Je souhaite aussi que les travaux de nettoyage complet de la cathédrale et de toute la zone de chantier soient entrepris le plus rapidement possible. L'objectif est de faire fortement baisser les niveaux de plomb et ainsi de permettre aux compagnons de travailler dans des conditions moins contraignantes.

S'agissant de la flèche, nous définirons au cours du 1er semestre 2020 la forme que prendront la consultation et le processus de décision. Conformément à la loi, la décision préservera « l'intérêt historique, artistique et architectural du monument ».

Maintenant que le cadre général est dressé, je souhaite vous faire part de mes principales préoccupations, des points d'attention et de vigilance qui vont nous occuper dans les prochains mois.

Mon rôle, en tant que président de l'établissement public administratif, est de fédérer les énergies, de mettre en synergie tous les acteurs concernés, d'assurer l'unité d'action autour d'un objectif : rendre aux Françaises, aux Français et au culte catholique la cathédrale en avril 2024. J'ai coutume de dire que l'établissement public c'est la « task force Notre-Dame ». La loi définit ainsi sa mission : « cet établissement a pour mission d'assurer la conduite, la coordination et la réalisation des études et des opérations concourant à la conservation et à la restauration de la cathédrale Notre-Dame de Paris ». À sa tête, j'ai la responsabilité d'assurer l'unité de commandement des opérations en intégrant la contribution de chacun : l'architecte en chef des monuments historiques et ses équipes qui assurent la maîtrise d'oeuvre du chantier, les entreprises, les experts et les spécialistes du ministère de la culture, la communauté des chercheurs et des scientifiques... Je suis là pour que cela avance sans procrastination, pour mobiliser les énergies autour de cet objectif. Le délai de cinq ans affiché constitue une ambition au service d'une mobilisation.

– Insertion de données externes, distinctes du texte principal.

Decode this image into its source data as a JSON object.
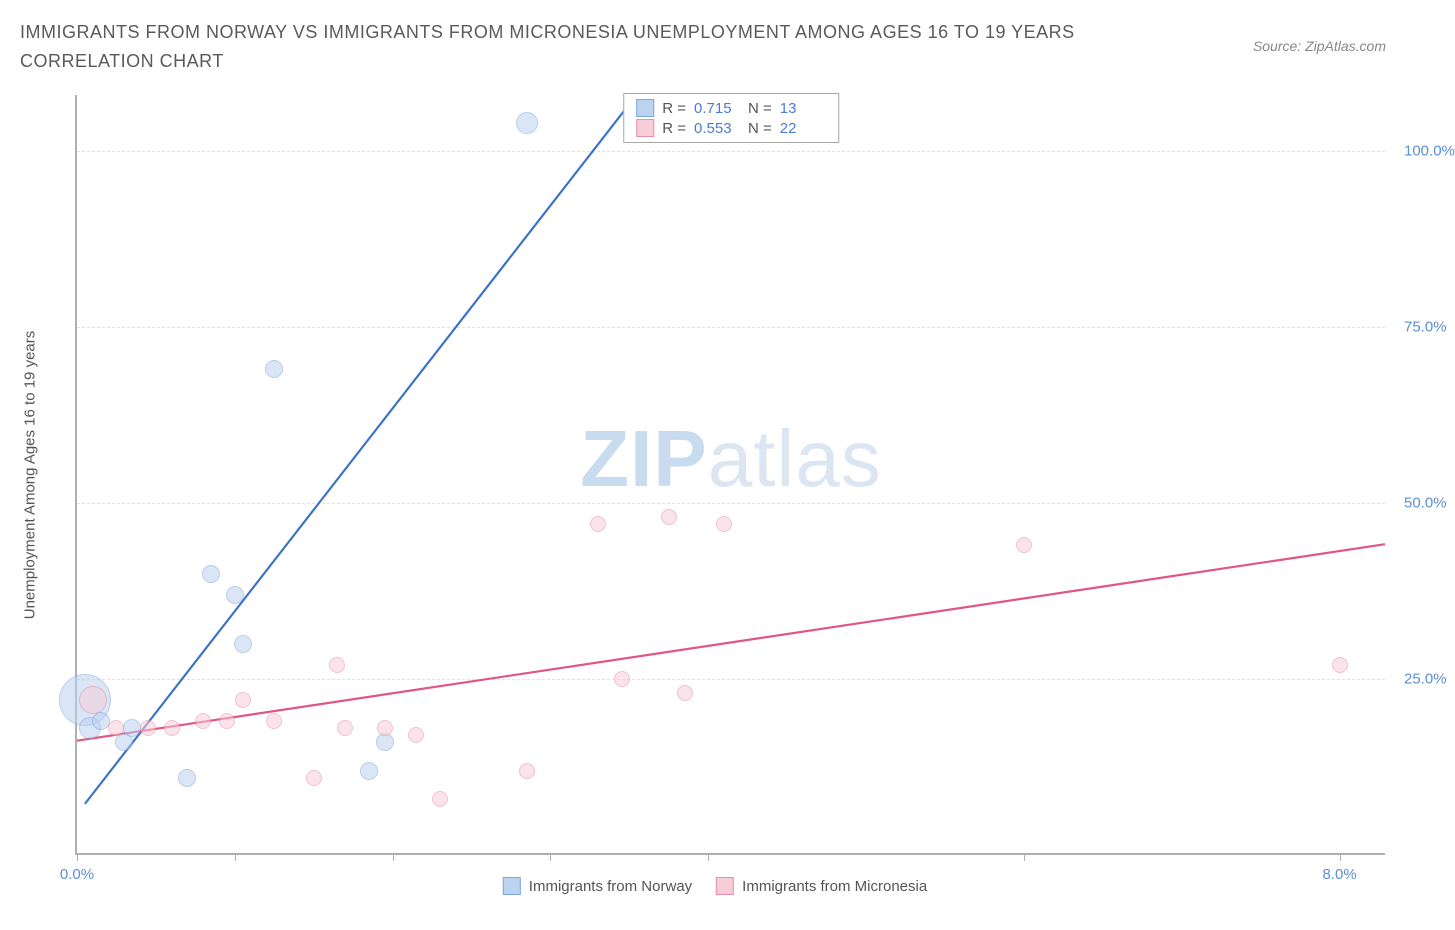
{
  "title": "IMMIGRANTS FROM NORWAY VS IMMIGRANTS FROM MICRONESIA UNEMPLOYMENT AMONG AGES 16 TO 19 YEARS CORRELATION CHART",
  "source": "Source: ZipAtlas.com",
  "yaxis_label": "Unemployment Among Ages 16 to 19 years",
  "watermark_a": "ZIP",
  "watermark_b": "atlas",
  "chart": {
    "type": "scatter-with-regression",
    "background_color": "#ffffff",
    "axis_color": "#b0b0b0",
    "grid_color": "#e2e2e2",
    "tick_label_color": "#5b8fd6",
    "text_color": "#555555",
    "xlim": [
      0,
      8.3
    ],
    "ylim": [
      0,
      108
    ],
    "xticks": [
      0,
      1,
      2,
      3,
      4,
      6,
      8
    ],
    "xtick_labels": {
      "0": "0.0%",
      "8": "8.0%"
    },
    "yticks": [
      25,
      50,
      75,
      100
    ],
    "ytick_labels": {
      "25": "25.0%",
      "50": "50.0%",
      "75": "75.0%",
      "100": "100.0%"
    },
    "series": [
      {
        "key": "norway",
        "label": "Immigrants from Norway",
        "fill_color": "#bcd3ef",
        "stroke_color": "#7ea7dd",
        "line_color": "#3b74c7",
        "fill_opacity": 0.55,
        "R": "0.715",
        "N": "13",
        "regression": {
          "x1": 0.05,
          "y1": 7,
          "x2": 3.55,
          "y2": 108
        },
        "points": [
          {
            "x": 0.05,
            "y": 22,
            "r": 26
          },
          {
            "x": 0.08,
            "y": 18,
            "r": 11
          },
          {
            "x": 0.15,
            "y": 19,
            "r": 9
          },
          {
            "x": 0.3,
            "y": 16,
            "r": 9
          },
          {
            "x": 0.35,
            "y": 18,
            "r": 9
          },
          {
            "x": 0.7,
            "y": 11,
            "r": 9
          },
          {
            "x": 0.85,
            "y": 40,
            "r": 9
          },
          {
            "x": 1.0,
            "y": 37,
            "r": 9
          },
          {
            "x": 1.05,
            "y": 30,
            "r": 9
          },
          {
            "x": 1.25,
            "y": 69,
            "r": 9
          },
          {
            "x": 1.85,
            "y": 12,
            "r": 9
          },
          {
            "x": 1.95,
            "y": 16,
            "r": 9
          },
          {
            "x": 2.85,
            "y": 104,
            "r": 11
          }
        ]
      },
      {
        "key": "micronesia",
        "label": "Immigrants from Micronesia",
        "fill_color": "#f6cdd9",
        "stroke_color": "#e98fab",
        "line_color": "#e15584",
        "fill_opacity": 0.55,
        "R": "0.553",
        "N": "22",
        "regression": {
          "x1": 0.0,
          "y1": 16,
          "x2": 8.3,
          "y2": 44
        },
        "points": [
          {
            "x": 0.1,
            "y": 22,
            "r": 14
          },
          {
            "x": 0.25,
            "y": 18,
            "r": 8
          },
          {
            "x": 0.45,
            "y": 18,
            "r": 8
          },
          {
            "x": 0.6,
            "y": 18,
            "r": 8
          },
          {
            "x": 0.8,
            "y": 19,
            "r": 8
          },
          {
            "x": 0.95,
            "y": 19,
            "r": 8
          },
          {
            "x": 1.05,
            "y": 22,
            "r": 8
          },
          {
            "x": 1.25,
            "y": 19,
            "r": 8
          },
          {
            "x": 1.5,
            "y": 11,
            "r": 8
          },
          {
            "x": 1.65,
            "y": 27,
            "r": 8
          },
          {
            "x": 1.7,
            "y": 18,
            "r": 8
          },
          {
            "x": 1.95,
            "y": 18,
            "r": 8
          },
          {
            "x": 2.15,
            "y": 17,
            "r": 8
          },
          {
            "x": 2.3,
            "y": 8,
            "r": 8
          },
          {
            "x": 2.85,
            "y": 12,
            "r": 8
          },
          {
            "x": 3.3,
            "y": 47,
            "r": 8
          },
          {
            "x": 3.45,
            "y": 25,
            "r": 8
          },
          {
            "x": 3.75,
            "y": 48,
            "r": 8
          },
          {
            "x": 3.85,
            "y": 23,
            "r": 8
          },
          {
            "x": 4.1,
            "y": 47,
            "r": 8
          },
          {
            "x": 6.0,
            "y": 44,
            "r": 8
          },
          {
            "x": 8.0,
            "y": 27,
            "r": 8
          }
        ]
      }
    ]
  },
  "legend_top": {
    "R_label": "R =",
    "N_label": "N ="
  }
}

Par rapport à cette ambition, le plomb doit-il nous inquiéter ? Le plomb est un sujet que nous prenons très au sérieux avec les services de l'État. Tout en gardant à l'esprit que le plomb n'est en aucun cas comparable à l'amiante, ce sujet doit être traité avec rationalité, dans le strict respect du code du travail et en bonne entente avec l'inspection du travail.

Il faut distinguer deux aspects sur cette question. D'abord, l'étanchéité du chantier de la cathédrale par rapport à l'espace public. Ce point est suivi avec attention par le préfet de région et l'agence régionale de santé (ARS). Une campagne continue de surveillance des niveaux de plomb dans le chantier et sur l'espace public environnant est organisée, avec des relevés des surfaces et des mesures atmosphériques, sous le contrôle de l'ARS et du laboratoire central de la préfecture de police (LCPP) qui en expertisent chaque semaine les résultats. Des mesures d'organisation du chantier ont également été prises (gestion de l'accès, pédiluves, rotoluves...) afin d'éviter de nouvelles pollutions de l'espace public en provenance du chantier lui-même. À ce jour, nous considérons que la cathédrale n'est plus émettrice de plomb vers l'extérieur du chantier. À ce propos d'ailleurs, l'espace du parvis municipal est actuellement fermé au public et j'ai tout lieu d'estimer qu'il pourra prochainement être réouvert.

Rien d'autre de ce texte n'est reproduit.